For most of my life, I was told to talk more, be more extroverted, or “smart”. My introversion was considered a defect, more like a disease I needed to be cured of. I believed it to be true as no one told me otherwise. It wasn’t until I discovered the internet that I realized there are others like me. I was relieved to find people who shared the characteristics that I thought were unique to me. It provided much-needed validation. I started understanding introversion. I started understanding myself from the lens of a new unacknowledged world.
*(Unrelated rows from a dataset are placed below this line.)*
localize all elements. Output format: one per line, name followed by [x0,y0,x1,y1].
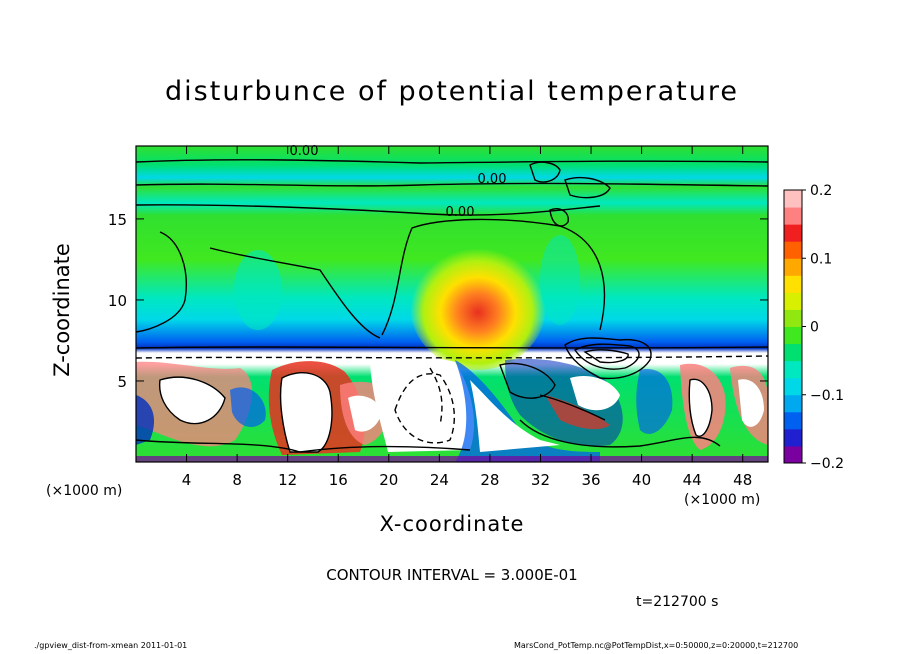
cool-streak [234,250,282,330]
footer-source: MarsCond_PotTemp.nc@PotTempDist,x=0:5000… [514,641,799,650]
warm-patch [545,395,610,430]
cold-patch [230,387,266,427]
x-axis-unit: (×1000 m) [684,492,761,508]
y-axis-ticks: 5 10 15 [108,211,768,391]
contour-line [539,394,606,421]
contour-lines [136,159,768,453]
cold-patch [136,395,155,445]
colorbar-tick-label: −0.1 [810,388,844,404]
white-core [280,372,332,452]
colorbar-tick-label: −0.2 [810,456,844,472]
colorbar-segment [784,394,802,413]
contour-label: 0.00 [446,205,475,220]
x-axis-ticks: 4 8 12 16 20 24 28 32 36 40 44 48 [182,146,752,489]
colorbar-segment [784,224,802,242]
x-tick-label: 20 [379,471,398,489]
x-tick-label: 40 [632,471,651,489]
x-tick-label: 12 [278,471,297,489]
y-tick-label: 15 [108,211,127,229]
contour-cluster [564,176,611,199]
white-core [738,379,764,427]
warm-anomaly [410,242,546,370]
colorbar-segment [784,190,802,208]
x-tick-label: 4 [182,471,192,489]
contour-line-negative [429,367,443,426]
white-core [370,355,475,452]
x-tick-label: 28 [480,471,499,489]
colorbar-segment [784,326,802,345]
contour-cluster [549,208,569,227]
contour-cluster [564,337,652,380]
colorbar-segment [784,428,802,447]
contour-labels: 0.00 0.00 0.00 [290,144,507,220]
contour-line [136,346,768,349]
contour-cluster [573,343,640,370]
footer-command: ./gpview_dist-from-xmean 2011-01-01 [34,641,188,650]
contour-interval-label: CONTOUR INTERVAL = 3.000E-01 [326,566,578,584]
colorbar-segment [784,241,802,259]
colorbar-segment [784,445,802,464]
heatmap-field [136,146,768,462]
white-core [159,377,225,424]
white-core [470,380,560,452]
y-tick-label: 5 [117,373,127,391]
x-tick-label: 24 [430,471,449,489]
y-axis-unit: (×1000 m) [46,483,123,499]
white-core [570,375,620,411]
contour-cluster [499,362,556,399]
contour-line [279,372,333,453]
x-tick-label: 44 [683,471,702,489]
x-tick-label: 32 [531,471,550,489]
white-core [348,395,382,432]
contour-line [381,218,606,336]
x-axis-label: X-coordinate [379,512,525,536]
y-tick-label: 10 [108,292,127,310]
colorbar-segment [784,309,802,327]
plot-frame [135,145,769,463]
contour-line [136,159,768,164]
contour-line [519,419,721,448]
colorbar-segment [784,207,802,225]
contour-cluster [583,349,629,364]
cold-patch [636,369,673,434]
colorbar: 0.2 0.1 0 −0.1 −0.2 [783,183,844,472]
x-tick-label: 36 [581,471,600,489]
x-tick-label: 48 [733,471,752,489]
contour-line [209,247,381,339]
colorbar-tick-label: 0 [810,320,819,336]
contour-label: 0.00 [478,172,507,187]
colorbar-segment [784,275,802,293]
colorbar-segment [784,377,802,396]
x-tick-label: 8 [232,471,242,489]
surface-band [136,456,768,462]
contour-line-negative [136,355,768,359]
time-label: t=212700 s [636,594,719,610]
chart-title: disturbunce of potential temperature [165,76,739,107]
contour-line [136,231,187,333]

Introverted kids often feel like a misfit because of the constant judgment. Is it any surprise that they often grow up to become shy and underconfident? Nothing undermines someone’s self-confidence more than being repeatedly told they are not okay the way they are.

People find it hard to accept that I’m an introvert now that I’m an adult. I play my part well. Or rather, I have trained myself to play the extroverted part well. I have learned over the years to create this impressionable extroverted façade to gain acceptance into this world of Extrovert Ideals, all for the sake of attaining “normality”. However, I can keep up the act only for a few hours before I feel this mad urge to rush back home to re-energize – in short, to slip into my pajamas and dive into the comfort of books.

Susan Cain covers this façade (of extroversion) and more in her book. The case studies covering different aspects of introversion are a revelation. In the real world, extroversion still gets the upper hand at school, work, and every phase of life. Your competency is determined based on how extroverted you are. The book explores why a teacher, parent, or employer needs to understand the quantifiable benefits introversion brings to the table. The author explains how to reach out to the hidden treasures buried among the buzz and commotion. The solution is pretty simple: the world only needs to stop talking for a little while, introspect a bit, and try listening instead.